Compassionate care for cannabis users
Cannabis use has a long history of association with women’s health, said Mishka Terplan, MD, MPH, of Friends Research Institute, Baltimore. Although cannabis use overall has increased steadily in recent years, data indicate that people who are pregnant are less likely to use cannabis than those who aren’t. The exception is that individuals who report using cannabis for medical purposes only remain consistent cannabis users during pregnancy.
“The concern is cannabis and birth outcomes, as well as developmental outcomes,” Dr. Terplan said. Multiple studies on this topic support several systematic reviews, and “depending on which decade you read, the results differ slightly.”
Reviews from the 1990s showed little to no effect on birth weight, but more recent studies, such as a meta-analysis published in BMJ Open in 2015, showed increased risk of neonatal outcomes such as low birth weight, anemia, and odds of admission to the neonatal ICU.
“The difference in these two eras is thought to be caused by the change in the definition of what cannabis is, and the potency has increased, and possibly therefore, as a consequence, we see outcomes we hadn’t seen before,” Dr. Terplan explained.
There is a concern with increased use and increased legalization that, there could be adverse effects on neonatal health, but recent studies in Colorado do not show a significant difference in neonatal outcomes before and after legalization, he said.
Data from pregnant women suggest that with regard to cannabis, they are concerned about their health, but they tend to seek information about cannabis use in pregnancy from family, friends, and the Internet rather than their health providers, said Dr. Terplan.
However, studies also show that providers tend to fall short and do a poor job of talking to pregnant patients about cannabis. When providers do discuss cannabis, they tend to focus on the legal aspects. “We are failing our patients when it comes to cannabis,” Dr. Terplan said. “We don’t provide the information and support they need and desire.” Instead, many providers “deploy urine drug testing, which we misinterpret.”
Dr. Terplan explained that point-of-care cannabis testing that shows “THC” is not measuring tetrahydrocannabinol, the psychoactive compound; rather it captures the nonpsychoactive metabolite of THC, one that sticks around for a long time in the biological compartment.
Dr. Terplan urged clinicians not to use urine tests as a default indicator of cannabis use, but instead, “we need to sit, listen, and work with our patients from a place of empathy.”
Questions answered
During a question-and-answer session following the panel, Dr. Bradley was asked about preconception counseling related to alcohol consumption.

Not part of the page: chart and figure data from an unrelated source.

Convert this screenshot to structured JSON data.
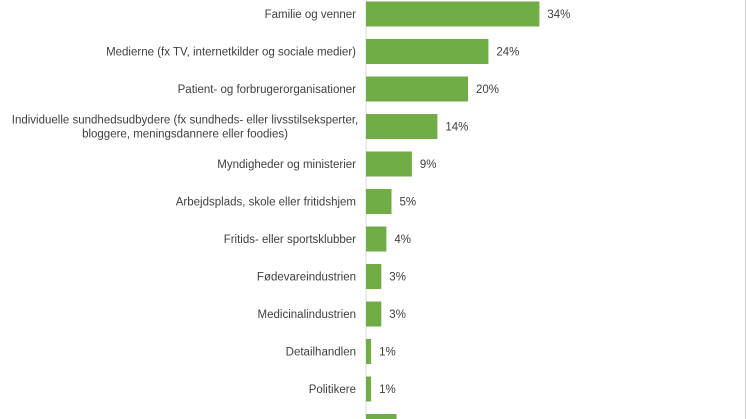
{
  "chart_data": {
    "type": "bar",
    "orientation": "horizontal",
    "categories": [
      [
        "Familie og venner"
      ],
      [
        "Medierne (fx TV, internetkilder og sociale medier)"
      ],
      [
        "Patient- og forbrugerorganisationer"
      ],
      [
        "Individuelle sundhedsudbydere (fx sundheds- eller livsstilseksperter,",
        "bloggere, meningsdannere eller foodies)"
      ],
      [
        "Myndigheder og ministerier"
      ],
      [
        "Arbejdsplads, skole eller fritidshjem"
      ],
      [
        "Fritids- eller sportsklubber"
      ],
      [
        "Fødevareindustrien"
      ],
      [
        "Medicinalindustrien"
      ],
      [
        "Detailhandlen"
      ],
      [
        "Politikere"
      ],
      [
        ""
      ]
    ],
    "values": [
      34,
      24,
      20,
      14,
      9,
      5,
      4,
      3,
      3,
      1,
      1,
      6
    ],
    "value_labels": [
      "34%",
      "24%",
      "20%",
      "14%",
      "9%",
      "5%",
      "4%",
      "3%",
      "3%",
      "1%",
      "1%",
      ""
    ],
    "xlim": [
      0,
      100
    ],
    "bar_color": "#70ad47",
    "grid": false,
    "legend": "none"
  }
}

“Preconception time is a perfect time to do screening, or offer contraception if a patient is a place where she doesn’t want to become pregnant or if she wants to take advantage of any therapeutic options to get well prior to pregnancy,” she said.

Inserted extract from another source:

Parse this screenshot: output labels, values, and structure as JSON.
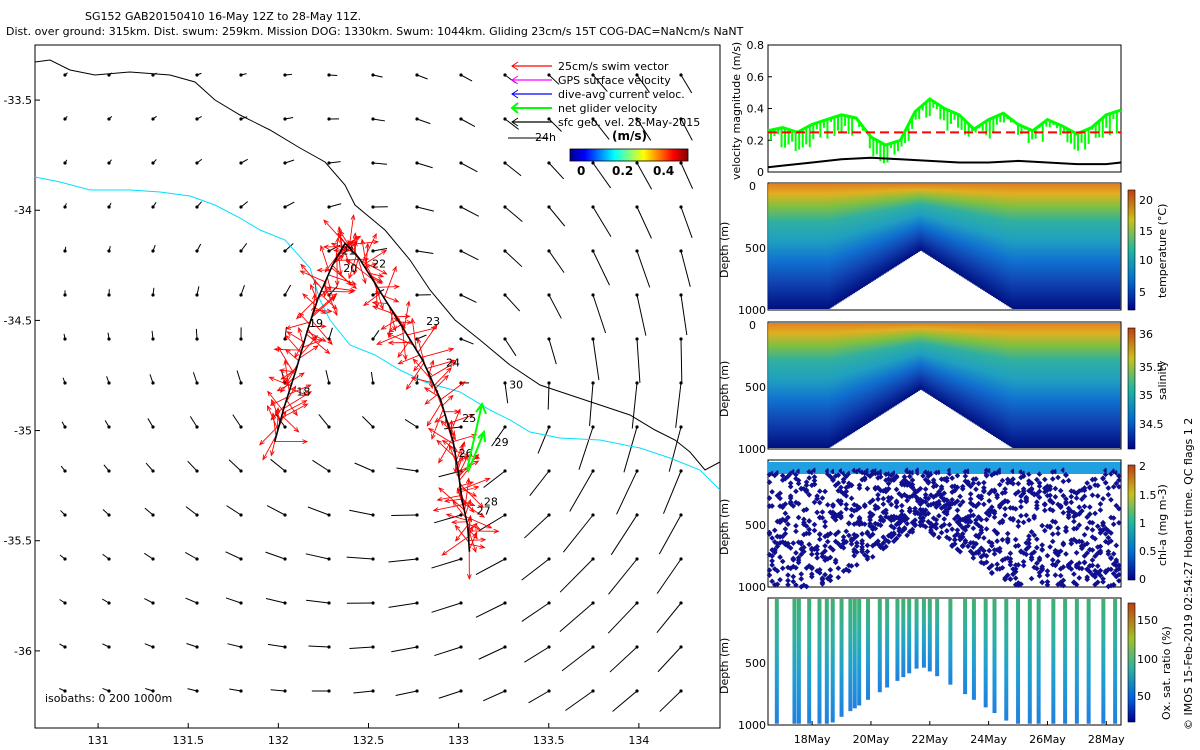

Dr. Wright responded to a question about the impact of punitive actions such as drug testing and incarceration. “These things decrease the chance that patients will get adequate prenatal care,” she said. “We need to advocate for our patients and advocate for changing drug laws.”
Dr. Terplan responded to a question about the impact of substance use on parenting. Parents use nicotine, alcohol, and also cannabis, he said. Data showing an association between substance use and cases of child abuse and neglect, “are of poor quality and do not support this association.”
Overall, “we need to have consistent messaging that we are not there to judge patients,” Dr. Bradley added. “The last thing we want is for patients not to be honest with us.”
Dr. Wright disclosed consulting fees from McKesson and royalties as the coauthor of a book, “Opioid-Use Disorders in Pregnancy.” Dr. Bradley had no financial conflicts to disclose. Dr. Terplan had no financial conflicts to disclose.